China’s economic slowdown is having a big impact on the manufacturing sector.
Industries suffering from excess capacity and inventory have been hit particularly hard. Companies are now forced to streamline their operations as their very survival is at stake.
Meanwhile, rising wages and other costs are also posing a challenge to many factories.
Some are cutting back their headcounts, while others are shifting production lines to cheaper locations elsewhere in Asia.
Amid the struggles, some firms have even gone bankrupt.
Recently, electronics player Fuchang Group suddenly closed its factory in Shenzhen, leaving its 4,000 employees in panic.
A wave of bankruptcies is being witnessed across a wide range of industries including shoe making, textile, electronics and furniture manufacturing, according to a Hong Kong Commercial Daily report.
Citing unofficial surveys, the report said 4,000 companies folded or suspended their operations last year just in Dongguan, Guangdong’s manufacturing hub.

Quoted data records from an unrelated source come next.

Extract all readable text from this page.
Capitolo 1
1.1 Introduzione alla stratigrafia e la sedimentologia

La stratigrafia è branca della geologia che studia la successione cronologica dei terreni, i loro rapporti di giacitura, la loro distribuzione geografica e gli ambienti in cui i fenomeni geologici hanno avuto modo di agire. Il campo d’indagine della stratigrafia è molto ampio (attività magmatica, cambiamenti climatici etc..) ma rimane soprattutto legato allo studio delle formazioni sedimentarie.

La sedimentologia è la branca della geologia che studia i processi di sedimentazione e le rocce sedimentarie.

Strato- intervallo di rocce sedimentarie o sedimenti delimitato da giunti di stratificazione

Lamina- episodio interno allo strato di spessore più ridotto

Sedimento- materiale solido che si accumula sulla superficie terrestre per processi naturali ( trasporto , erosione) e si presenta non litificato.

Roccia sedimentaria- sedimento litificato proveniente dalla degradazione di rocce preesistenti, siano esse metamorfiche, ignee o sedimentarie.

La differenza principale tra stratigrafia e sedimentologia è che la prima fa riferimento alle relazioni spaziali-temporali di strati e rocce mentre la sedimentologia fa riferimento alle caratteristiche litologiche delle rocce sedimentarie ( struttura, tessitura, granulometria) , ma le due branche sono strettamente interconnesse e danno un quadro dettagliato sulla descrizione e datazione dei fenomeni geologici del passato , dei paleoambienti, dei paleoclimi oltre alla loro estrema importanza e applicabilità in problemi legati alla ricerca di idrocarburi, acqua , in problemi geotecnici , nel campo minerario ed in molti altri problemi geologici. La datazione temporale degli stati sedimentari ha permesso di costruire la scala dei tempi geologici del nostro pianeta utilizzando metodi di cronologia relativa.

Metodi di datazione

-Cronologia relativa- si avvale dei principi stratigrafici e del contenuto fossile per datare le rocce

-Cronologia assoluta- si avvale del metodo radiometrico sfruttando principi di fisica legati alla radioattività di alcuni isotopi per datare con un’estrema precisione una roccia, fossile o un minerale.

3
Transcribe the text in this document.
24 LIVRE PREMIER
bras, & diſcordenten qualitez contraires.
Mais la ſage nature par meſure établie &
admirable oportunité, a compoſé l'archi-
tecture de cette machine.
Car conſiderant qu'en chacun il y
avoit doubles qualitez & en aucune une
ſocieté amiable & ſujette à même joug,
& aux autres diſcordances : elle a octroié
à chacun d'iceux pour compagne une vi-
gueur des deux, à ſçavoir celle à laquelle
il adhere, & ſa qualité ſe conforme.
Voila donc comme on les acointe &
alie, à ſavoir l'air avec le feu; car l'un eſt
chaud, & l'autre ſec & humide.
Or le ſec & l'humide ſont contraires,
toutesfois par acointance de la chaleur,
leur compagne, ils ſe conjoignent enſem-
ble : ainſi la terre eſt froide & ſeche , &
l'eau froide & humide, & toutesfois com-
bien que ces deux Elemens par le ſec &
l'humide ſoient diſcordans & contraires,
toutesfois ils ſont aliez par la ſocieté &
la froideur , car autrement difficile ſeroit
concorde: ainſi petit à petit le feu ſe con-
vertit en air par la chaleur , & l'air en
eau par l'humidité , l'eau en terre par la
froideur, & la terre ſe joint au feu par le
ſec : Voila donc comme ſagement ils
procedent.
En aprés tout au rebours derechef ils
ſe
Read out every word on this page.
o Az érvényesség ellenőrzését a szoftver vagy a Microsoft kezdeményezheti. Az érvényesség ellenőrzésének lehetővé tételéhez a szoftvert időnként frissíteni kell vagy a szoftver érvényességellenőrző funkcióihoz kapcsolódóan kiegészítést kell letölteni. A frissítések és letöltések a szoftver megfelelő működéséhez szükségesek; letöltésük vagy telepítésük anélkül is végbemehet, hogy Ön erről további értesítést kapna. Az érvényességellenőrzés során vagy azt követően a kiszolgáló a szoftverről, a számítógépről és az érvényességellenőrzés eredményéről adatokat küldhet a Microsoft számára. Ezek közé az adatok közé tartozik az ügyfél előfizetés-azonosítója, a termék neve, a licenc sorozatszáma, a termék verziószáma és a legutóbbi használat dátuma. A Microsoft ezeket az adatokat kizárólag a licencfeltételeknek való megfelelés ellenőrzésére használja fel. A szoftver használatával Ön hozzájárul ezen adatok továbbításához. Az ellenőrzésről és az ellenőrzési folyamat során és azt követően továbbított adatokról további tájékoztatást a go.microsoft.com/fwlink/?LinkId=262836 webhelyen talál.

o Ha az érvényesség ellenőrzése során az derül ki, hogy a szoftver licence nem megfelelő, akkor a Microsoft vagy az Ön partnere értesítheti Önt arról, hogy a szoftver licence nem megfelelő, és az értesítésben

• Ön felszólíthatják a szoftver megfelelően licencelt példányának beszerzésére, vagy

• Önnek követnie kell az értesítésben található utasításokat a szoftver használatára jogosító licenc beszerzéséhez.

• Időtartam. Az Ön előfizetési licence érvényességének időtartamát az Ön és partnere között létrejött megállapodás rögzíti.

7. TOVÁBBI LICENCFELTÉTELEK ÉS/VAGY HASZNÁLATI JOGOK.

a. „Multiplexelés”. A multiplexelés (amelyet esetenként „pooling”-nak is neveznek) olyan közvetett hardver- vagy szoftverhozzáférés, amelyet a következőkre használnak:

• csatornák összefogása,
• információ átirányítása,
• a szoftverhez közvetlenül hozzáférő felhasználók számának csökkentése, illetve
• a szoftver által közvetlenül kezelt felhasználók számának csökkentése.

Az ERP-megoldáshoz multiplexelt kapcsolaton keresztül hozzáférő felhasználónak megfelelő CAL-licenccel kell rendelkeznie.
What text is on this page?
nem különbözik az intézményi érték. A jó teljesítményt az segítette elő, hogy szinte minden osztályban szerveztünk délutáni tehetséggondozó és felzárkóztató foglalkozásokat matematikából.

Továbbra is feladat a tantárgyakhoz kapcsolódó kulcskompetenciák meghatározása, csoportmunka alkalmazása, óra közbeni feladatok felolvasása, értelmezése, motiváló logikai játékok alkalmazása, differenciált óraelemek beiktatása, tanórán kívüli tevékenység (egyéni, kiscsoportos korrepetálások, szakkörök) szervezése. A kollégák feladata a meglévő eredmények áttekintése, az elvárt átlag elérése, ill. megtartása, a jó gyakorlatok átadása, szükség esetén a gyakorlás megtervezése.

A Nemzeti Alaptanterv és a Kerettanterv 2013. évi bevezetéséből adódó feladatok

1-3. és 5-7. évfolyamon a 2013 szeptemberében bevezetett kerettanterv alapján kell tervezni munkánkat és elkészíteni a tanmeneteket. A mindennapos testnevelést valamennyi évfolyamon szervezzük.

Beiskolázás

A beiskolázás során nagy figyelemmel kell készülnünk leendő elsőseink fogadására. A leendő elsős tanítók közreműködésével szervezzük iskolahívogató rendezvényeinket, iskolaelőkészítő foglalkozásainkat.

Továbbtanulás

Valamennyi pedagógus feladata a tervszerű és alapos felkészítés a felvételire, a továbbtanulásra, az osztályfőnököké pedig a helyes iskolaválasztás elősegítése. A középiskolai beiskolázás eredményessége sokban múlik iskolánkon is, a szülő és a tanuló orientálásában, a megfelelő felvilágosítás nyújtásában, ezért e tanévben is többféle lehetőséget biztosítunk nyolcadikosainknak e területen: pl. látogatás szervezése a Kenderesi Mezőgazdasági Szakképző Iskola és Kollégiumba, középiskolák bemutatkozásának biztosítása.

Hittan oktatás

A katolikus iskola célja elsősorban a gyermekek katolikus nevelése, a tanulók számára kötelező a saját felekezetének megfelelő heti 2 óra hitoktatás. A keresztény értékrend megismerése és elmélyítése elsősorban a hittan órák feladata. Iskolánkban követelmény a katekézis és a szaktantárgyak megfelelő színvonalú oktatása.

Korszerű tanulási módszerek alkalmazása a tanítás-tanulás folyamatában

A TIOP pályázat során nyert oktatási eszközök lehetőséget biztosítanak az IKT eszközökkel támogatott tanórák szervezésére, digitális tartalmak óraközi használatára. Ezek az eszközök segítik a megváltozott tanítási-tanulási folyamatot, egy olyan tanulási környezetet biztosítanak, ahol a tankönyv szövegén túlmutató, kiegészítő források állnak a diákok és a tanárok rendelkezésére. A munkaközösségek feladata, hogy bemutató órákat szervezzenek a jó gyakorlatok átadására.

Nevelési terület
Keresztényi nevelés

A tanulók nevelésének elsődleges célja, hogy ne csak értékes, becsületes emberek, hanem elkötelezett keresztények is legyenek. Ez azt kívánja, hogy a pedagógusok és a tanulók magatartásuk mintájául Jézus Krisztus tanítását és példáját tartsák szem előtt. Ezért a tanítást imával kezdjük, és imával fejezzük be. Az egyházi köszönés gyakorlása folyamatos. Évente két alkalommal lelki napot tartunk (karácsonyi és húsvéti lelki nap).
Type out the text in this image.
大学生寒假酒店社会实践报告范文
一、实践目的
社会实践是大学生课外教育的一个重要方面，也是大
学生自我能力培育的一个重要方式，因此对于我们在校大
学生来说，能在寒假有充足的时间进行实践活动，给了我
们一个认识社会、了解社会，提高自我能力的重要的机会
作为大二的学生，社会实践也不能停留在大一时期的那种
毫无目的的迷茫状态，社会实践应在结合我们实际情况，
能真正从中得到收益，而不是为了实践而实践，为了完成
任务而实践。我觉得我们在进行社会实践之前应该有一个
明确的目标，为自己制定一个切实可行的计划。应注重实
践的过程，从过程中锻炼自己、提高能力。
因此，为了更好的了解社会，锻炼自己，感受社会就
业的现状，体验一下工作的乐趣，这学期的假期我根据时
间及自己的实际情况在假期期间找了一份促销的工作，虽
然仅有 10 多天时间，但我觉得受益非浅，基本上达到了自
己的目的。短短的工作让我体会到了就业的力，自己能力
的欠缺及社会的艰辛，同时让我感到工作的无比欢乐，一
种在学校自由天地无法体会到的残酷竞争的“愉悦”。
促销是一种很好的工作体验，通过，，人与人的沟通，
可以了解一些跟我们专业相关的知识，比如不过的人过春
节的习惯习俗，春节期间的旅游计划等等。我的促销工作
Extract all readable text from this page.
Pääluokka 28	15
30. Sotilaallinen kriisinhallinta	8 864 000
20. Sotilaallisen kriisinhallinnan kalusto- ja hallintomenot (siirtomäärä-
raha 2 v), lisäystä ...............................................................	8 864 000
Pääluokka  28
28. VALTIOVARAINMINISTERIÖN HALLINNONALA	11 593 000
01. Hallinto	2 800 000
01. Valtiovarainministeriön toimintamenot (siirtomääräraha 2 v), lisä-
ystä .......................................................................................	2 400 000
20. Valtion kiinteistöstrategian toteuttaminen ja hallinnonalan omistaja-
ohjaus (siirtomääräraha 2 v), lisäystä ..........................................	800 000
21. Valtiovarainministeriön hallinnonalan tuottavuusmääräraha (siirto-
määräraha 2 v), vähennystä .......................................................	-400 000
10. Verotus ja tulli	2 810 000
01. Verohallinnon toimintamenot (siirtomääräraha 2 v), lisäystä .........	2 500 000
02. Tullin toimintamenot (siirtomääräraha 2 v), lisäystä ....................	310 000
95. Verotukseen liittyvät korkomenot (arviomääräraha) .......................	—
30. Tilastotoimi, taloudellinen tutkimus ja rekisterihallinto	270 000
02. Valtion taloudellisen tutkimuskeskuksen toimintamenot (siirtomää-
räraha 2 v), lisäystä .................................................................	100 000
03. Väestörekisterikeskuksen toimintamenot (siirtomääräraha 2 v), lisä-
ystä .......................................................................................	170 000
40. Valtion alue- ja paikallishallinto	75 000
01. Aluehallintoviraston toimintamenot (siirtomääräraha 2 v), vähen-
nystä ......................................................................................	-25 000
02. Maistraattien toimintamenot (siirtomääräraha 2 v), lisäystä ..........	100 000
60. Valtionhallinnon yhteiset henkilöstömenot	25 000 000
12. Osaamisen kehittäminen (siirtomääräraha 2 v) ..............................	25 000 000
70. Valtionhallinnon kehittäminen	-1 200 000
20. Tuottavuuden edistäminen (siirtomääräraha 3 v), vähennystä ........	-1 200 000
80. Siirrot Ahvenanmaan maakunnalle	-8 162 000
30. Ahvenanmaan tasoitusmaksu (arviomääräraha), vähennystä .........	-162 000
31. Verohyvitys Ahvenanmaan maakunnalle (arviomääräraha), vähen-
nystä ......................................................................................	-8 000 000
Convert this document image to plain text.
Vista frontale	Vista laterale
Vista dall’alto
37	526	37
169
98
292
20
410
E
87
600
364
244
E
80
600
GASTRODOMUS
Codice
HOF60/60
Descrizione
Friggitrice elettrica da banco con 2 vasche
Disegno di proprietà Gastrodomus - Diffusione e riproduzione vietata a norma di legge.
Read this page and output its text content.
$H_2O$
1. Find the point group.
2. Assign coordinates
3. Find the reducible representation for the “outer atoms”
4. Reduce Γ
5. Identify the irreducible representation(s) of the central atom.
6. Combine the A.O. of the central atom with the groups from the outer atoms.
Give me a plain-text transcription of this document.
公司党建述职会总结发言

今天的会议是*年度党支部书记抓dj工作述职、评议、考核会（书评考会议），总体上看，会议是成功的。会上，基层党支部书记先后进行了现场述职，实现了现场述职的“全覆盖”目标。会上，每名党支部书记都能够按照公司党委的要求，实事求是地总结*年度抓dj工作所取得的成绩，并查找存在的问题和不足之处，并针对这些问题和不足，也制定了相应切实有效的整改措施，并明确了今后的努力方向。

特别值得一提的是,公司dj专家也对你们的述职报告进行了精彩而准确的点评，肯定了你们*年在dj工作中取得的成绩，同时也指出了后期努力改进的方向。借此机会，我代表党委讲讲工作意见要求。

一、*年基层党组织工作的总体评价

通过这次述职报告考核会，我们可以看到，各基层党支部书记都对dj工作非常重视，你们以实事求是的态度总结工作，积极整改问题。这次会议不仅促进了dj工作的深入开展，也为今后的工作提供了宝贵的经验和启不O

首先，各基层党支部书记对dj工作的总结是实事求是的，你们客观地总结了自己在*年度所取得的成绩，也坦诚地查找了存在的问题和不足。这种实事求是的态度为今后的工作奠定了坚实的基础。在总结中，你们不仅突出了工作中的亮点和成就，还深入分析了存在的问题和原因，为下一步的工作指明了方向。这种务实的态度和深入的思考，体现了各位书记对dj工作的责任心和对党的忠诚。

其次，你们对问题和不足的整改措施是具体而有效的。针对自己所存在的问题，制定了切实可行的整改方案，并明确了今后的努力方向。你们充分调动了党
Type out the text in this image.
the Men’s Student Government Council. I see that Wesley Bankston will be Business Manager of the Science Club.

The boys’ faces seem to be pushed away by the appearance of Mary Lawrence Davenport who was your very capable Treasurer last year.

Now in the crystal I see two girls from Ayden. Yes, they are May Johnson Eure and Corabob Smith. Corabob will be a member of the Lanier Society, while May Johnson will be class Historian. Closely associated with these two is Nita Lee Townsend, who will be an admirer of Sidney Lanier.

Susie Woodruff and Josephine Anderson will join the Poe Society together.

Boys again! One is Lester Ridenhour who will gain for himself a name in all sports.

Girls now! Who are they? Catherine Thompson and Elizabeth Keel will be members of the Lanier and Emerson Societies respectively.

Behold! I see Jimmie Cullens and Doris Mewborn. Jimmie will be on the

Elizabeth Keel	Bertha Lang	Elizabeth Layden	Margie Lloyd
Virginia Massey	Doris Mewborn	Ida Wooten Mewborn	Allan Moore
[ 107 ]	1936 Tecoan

Even in the tech sector, which is supposed to be picking up the slack and become China’s new growth engine, is not immune from the trouble, at least to some extent.
Last week, Baidu was reported to be putting on hold its massive recruitment and expansion campaign. Earlier, Alibaba was said to have cut its 2016 new graduate recruitment target to 400 from 3,000.
While these are not necessarily signs that things are falling apart, it however suggests that things may get ugly before any strong recovery.
If the government wants to realize its goal of upgrading to high-tech and high-valued added industries, it will certainly take years and constant fine-tuning of the growth model.